Thai ingredients and maternal health: Part 1 – tamarind and ginger

We all know that it’s important to pay attention to what you eat during pregnancy. What may be surprising though is what effects commonly used ingredients in Thai cooking can have for expecting mothers.

Tamarind

Tamarind

What is it

Even if you can’t identify tamarind, if you’ve lived in Thailand for any length of time you’ve almost certainly eaten it. The fruit, which grows in pods filled with sticky brown flesh, grows through much of Southeast Asia. Its powerfully sweet-tart flavor is understandably popular and shows up everywhere from pad thai noodles to satay sauces.

Why you should eat it

Tasty tamarind has a bunch of health benefits, especially for mothers-to-be. The fruit is surprisingly high in iron; one cup of pulp yields 12 percent of a woman’s daily requirements. Since pregnant women require extra iron to keep up with their increased blood flow, this is a big plus. Sufficient iron also reduces your chance of premature birth according to the American Pregnancy Association. There’s also some helpful niacin, as well as vitamins A and C. Plus, tamarind packs quite a bit of fiber, which helps ward off unnecessary weight gain.

Tamarind’s uses during pregnancy go beyond ordinary nutrients though.
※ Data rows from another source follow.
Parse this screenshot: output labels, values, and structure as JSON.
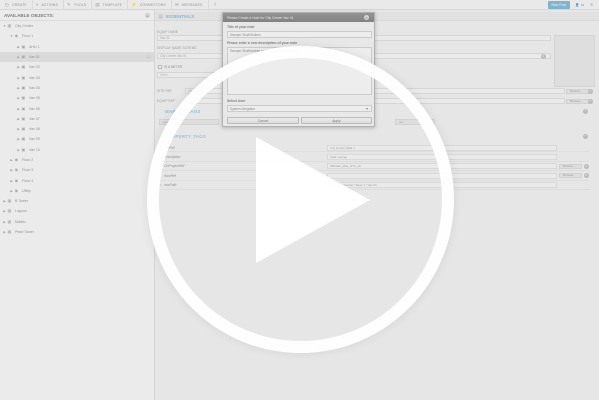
{
  "toolbar": {
    "items": [
      {
        "icon": "circle-icon",
        "glyph": "◴",
        "label": "CREATE"
      },
      {
        "icon": "lightning-icon",
        "glyph": "ϟ",
        "label": "ACTIONS"
      },
      {
        "icon": "wrench-icon",
        "glyph": "✎",
        "label": "TOOLS"
      },
      {
        "icon": "template-icon",
        "glyph": "▤",
        "label": "TEMPLATE"
      },
      {
        "icon": "connector-icon",
        "glyph": "⚡",
        "label": "CONNECTORS"
      },
      {
        "icon": "message-icon",
        "glyph": "✉",
        "label": "MESSAGES"
      }
    ],
    "info_glyph": "i",
    "new_button": "New Post",
    "user_label": "ta",
    "menu_glyph": "≡"
  },
  "sidebar": {
    "title": "AVAILABLE OBJECTS:",
    "min_glyph": "–",
    "rows": [
      {
        "label": "City Center",
        "level": 0,
        "arrow": "▼",
        "icon": "building-icon",
        "glyph": "▦"
      },
      {
        "label": "Floor 1",
        "level": 1,
        "arrow": "▼",
        "icon": "floor-icon",
        "glyph": "◉"
      },
      {
        "label": "AHU 1",
        "level": 2,
        "arrow": "▶",
        "icon": "equip-icon",
        "glyph": "▣"
      },
      {
        "label": "Vav 01",
        "level": 2,
        "arrow": "▶",
        "icon": "equip-icon",
        "glyph": "▣",
        "selected": true,
        "dots": "⋯"
      },
      {
        "label": "Vav 02",
        "level": 2,
        "arrow": "▶",
        "icon": "equip-icon",
        "glyph": "▣"
      },
      {
        "label": "Vav 03",
        "level": 2,
        "arrow": "▶",
        "icon": "equip-icon",
        "glyph": "▣"
      },
      {
        "label": "Vav 04",
        "level": 2,
        "arrow": "▶",
        "icon": "equip-icon",
        "glyph": "▣"
      },
      {
        "label": "Vav 05",
        "level": 2,
        "arrow": "▶",
        "icon": "equip-icon",
        "glyph": "▣"
      },
      {
        "label": "Vav 06",
        "level": 2,
        "arrow": "▶",
        "icon": "equip-icon",
        "glyph": "▣"
      },
      {
        "label": "Vav 07",
        "level": 2,
        "arrow": "▶",
        "icon": "equip-icon",
        "glyph": "▣"
      },
      {
        "label": "Vav 08",
        "level": 2,
        "arrow": "▶",
        "icon": "equip-icon",
        "glyph": "▣"
      },
      {
        "label": "Vav 09",
        "level": 2,
        "arrow": "▶",
        "icon": "equip-icon",
        "glyph": "▣"
      },
      {
        "label": "Vav 10",
        "level": 2,
        "arrow": "▶",
        "icon": "equip-icon",
        "glyph": "▣"
      },
      {
        "label": "Floor 2",
        "level": 1,
        "arrow": "▶",
        "icon": "floor-icon",
        "glyph": "◉"
      },
      {
        "label": "Floor 3",
        "level": 1,
        "arrow": "▶",
        "icon": "floor-icon",
        "glyph": "◉"
      },
      {
        "label": "Floor 4",
        "level": 1,
        "arrow": "▶",
        "icon": "floor-icon",
        "glyph": "◉"
      },
      {
        "label": "Utility",
        "level": 1,
        "arrow": "▶",
        "icon": "floor-icon",
        "glyph": "◉"
      },
      {
        "label": "B Tower",
        "level": 0,
        "arrow": "▶",
        "icon": "building-icon",
        "glyph": "▦"
      },
      {
        "label": "Lagoon",
        "level": 0,
        "arrow": "▶",
        "icon": "building-icon",
        "glyph": "▦"
      },
      {
        "label": "Malibu",
        "level": 0,
        "arrow": "▶",
        "icon": "building-icon",
        "glyph": "▦"
      },
      {
        "label": "Pearl Tower",
        "level": 0,
        "arrow": "▶",
        "icon": "building-icon",
        "glyph": "▦"
      }
    ]
  },
  "main": {
    "section_title": "ESSENTIALS",
    "min_glyph": "–",
    "equip_name_label": "EQUIP NAME",
    "equip_name_value": "Vav 01",
    "display_scheme_label": "DISPLAY NAME SCHEME",
    "display_scheme_value": "City Center Vav 01",
    "is_meter_label": "IS A METER",
    "meter_placeholder": "Meter...",
    "site_ref_label": "SITE REF",
    "site_ref_value": "City Center",
    "equip_ref_label": "EQUIP REF",
    "browse_label": "Browse...",
    "clear_glyph": "✕",
    "marker_tags_title": "MARKER TAGS",
    "marker_chips": [
      "equip",
      "vav"
    ],
    "add_glyph": "+",
    "property_tags_title": "PROPERTY TAGS",
    "property_rows": [
      {
        "name": "siteRef",
        "value": "City Center Walk 1",
        "browse": false
      },
      {
        "name": "description",
        "value": "Cafe Lounge",
        "browse": false
      },
      {
        "name": "OnProjectRef",
        "value": "3Mtrack_iaHs_HTC_fm",
        "browse": true
      },
      {
        "name": "floorRef",
        "value": "",
        "browse": true
      },
      {
        "name": "navPath",
        "value": "equip-City Center / Floor 1 / Vav 01",
        "browse": false
      }
    ]
  },
  "modal": {
    "title": "Please Create a Note for City Center Vav 01",
    "close_glyph": "✕",
    "note_title_label": "Title of your note",
    "note_title_value": "Damper Shaft Broken",
    "description_label": "Please enter a new description of your note",
    "description_value": "Damper Shaft broken needs replacing tomorrow",
    "user_label": "Select User",
    "user_value": "System Integrator",
    "cancel_label": "Cancel",
    "apply_label": "Apply"
  },
  "overlay": {
    "play_icon": "play-icon"
  }
}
It’s traditionally thought to help ease nausea, and is often used in Southeast Asia to help treat morning sickness. Also, all that fiber eases digestion and can help avoid constipation, a common and unfortunate side effect of pregnancy.

How to use it

The easiest way to use tamarind is to buy it as pulp. Simply pour boiling water over the pulp and allow it to soak for 10 minutes, then strain the mixture to remove the seeds and use the liquid in recipes. If you’ve already had your pad thai fix, try mixing tamarind, soy, and either brown or palm sugar into a glaze for grilled meats. Tamarind is also commonly sugared and eaten like candy in Thailand.

Ginger

Ginger

What is it

Ginger is a rhizome, part of the same plant family as turmeric and galangal, a common ingredient in curry pastes and tom yums. It appears in all sorts of forms of food and traditional homeopathic medicine throughout Asia.

Why you should eat it

Ginger has long been considered a sort of natural panacea in Asian lore. It’s reputed to have anti-inflammatory properties, boost digestion, and to help reduce nausea. As a result, expecting mothers often turn to ginger to relieve morning sickness and soothe stress. Some women even go so far as to take ginger supplements. While doctors generally agree that the amount of ginger found in food is fine, they’re more divided on the idea of concentrated supplements. To be on the safe side, try incorporating ginger into your diet naturally and steer clear of any extra.

How to use it

Ginger is not as common in Thai food as it is in Japanese or Chinese cuisines. Ginger can be pickled and served alongside sushi, added to a stir-fry, steeped in hot tea, candied and eaten as a snack, or pureed and added to baked goods. It’s good everywhere.